The diamond problem is a classic algebra exercise often used when learning to factor quadratic trinomials. A diamond shape holds a product (P) at the top and a sum (S) at the bottom. Your job is to find the two side numbers, a and b, that multiply to give P and add to give S. This calculator solves that puzzle instantly.
How to Use It
Enter the product P (the top number) and the sum S (the bottom number), then read off the two numbers a and b. The tool also reports the discriminant so you can tell when no real pair exists.
The Formula Explained
The two numbers are the roots of the quadratic \(x^2 - Sx + P = 0\). By the quadratic formula:
$$a,\,b = \frac{S \pm \sqrt{S^2 - 4P}}{2}$$
The expression under the root, \(\Delta = S^2 - 4P\), is the discriminant. If \(\Delta \ge 0\) the two numbers are real; if \(\Delta < 0\) there is no real solution (the numbers are complex).
Worked Example
Suppose the product is 12 and the sum is 7. Then $$\Delta = 7^2 - 4 \cdot 12 = 49 - 48 = 1,$$ and \(\sqrt{1} = 1\).

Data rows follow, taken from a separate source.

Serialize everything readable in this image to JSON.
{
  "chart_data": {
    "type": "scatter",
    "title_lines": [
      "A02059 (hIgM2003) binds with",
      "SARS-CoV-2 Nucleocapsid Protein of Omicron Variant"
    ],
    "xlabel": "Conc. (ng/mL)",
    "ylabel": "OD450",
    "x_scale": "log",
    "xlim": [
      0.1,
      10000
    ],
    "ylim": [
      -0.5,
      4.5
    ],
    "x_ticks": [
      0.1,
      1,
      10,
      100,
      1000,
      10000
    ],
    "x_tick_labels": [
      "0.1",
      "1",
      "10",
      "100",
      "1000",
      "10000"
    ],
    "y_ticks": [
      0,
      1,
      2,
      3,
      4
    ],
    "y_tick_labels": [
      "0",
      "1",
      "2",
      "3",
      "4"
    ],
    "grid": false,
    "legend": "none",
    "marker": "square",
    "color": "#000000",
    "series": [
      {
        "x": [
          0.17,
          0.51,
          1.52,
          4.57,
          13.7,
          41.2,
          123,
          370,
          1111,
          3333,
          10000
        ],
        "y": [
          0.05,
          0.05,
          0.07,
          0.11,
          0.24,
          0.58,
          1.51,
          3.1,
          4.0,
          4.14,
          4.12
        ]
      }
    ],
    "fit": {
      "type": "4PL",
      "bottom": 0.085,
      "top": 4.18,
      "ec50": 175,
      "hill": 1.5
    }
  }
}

So \(a = (7 + 1)/2 = 4\) and \(b = (7 - 1)/2 = 3\). Indeed \(4 \times 3 = 12\) and \(4 + 3 = 7\). The factored form is \((x + 3)(x + 4)\).
FAQ
Why might there be no solution? If \(S^2 < 4P\), the discriminant is negative and no two real numbers can satisfy both conditions.
Can the numbers be negative or decimals? Yes — the calculator handles any real inputs, including negative products and non-integer results.
Are a and b interchangeable? Yes. The order does not matter since both \(a+b\) and \(a \cdot b\) are symmetric.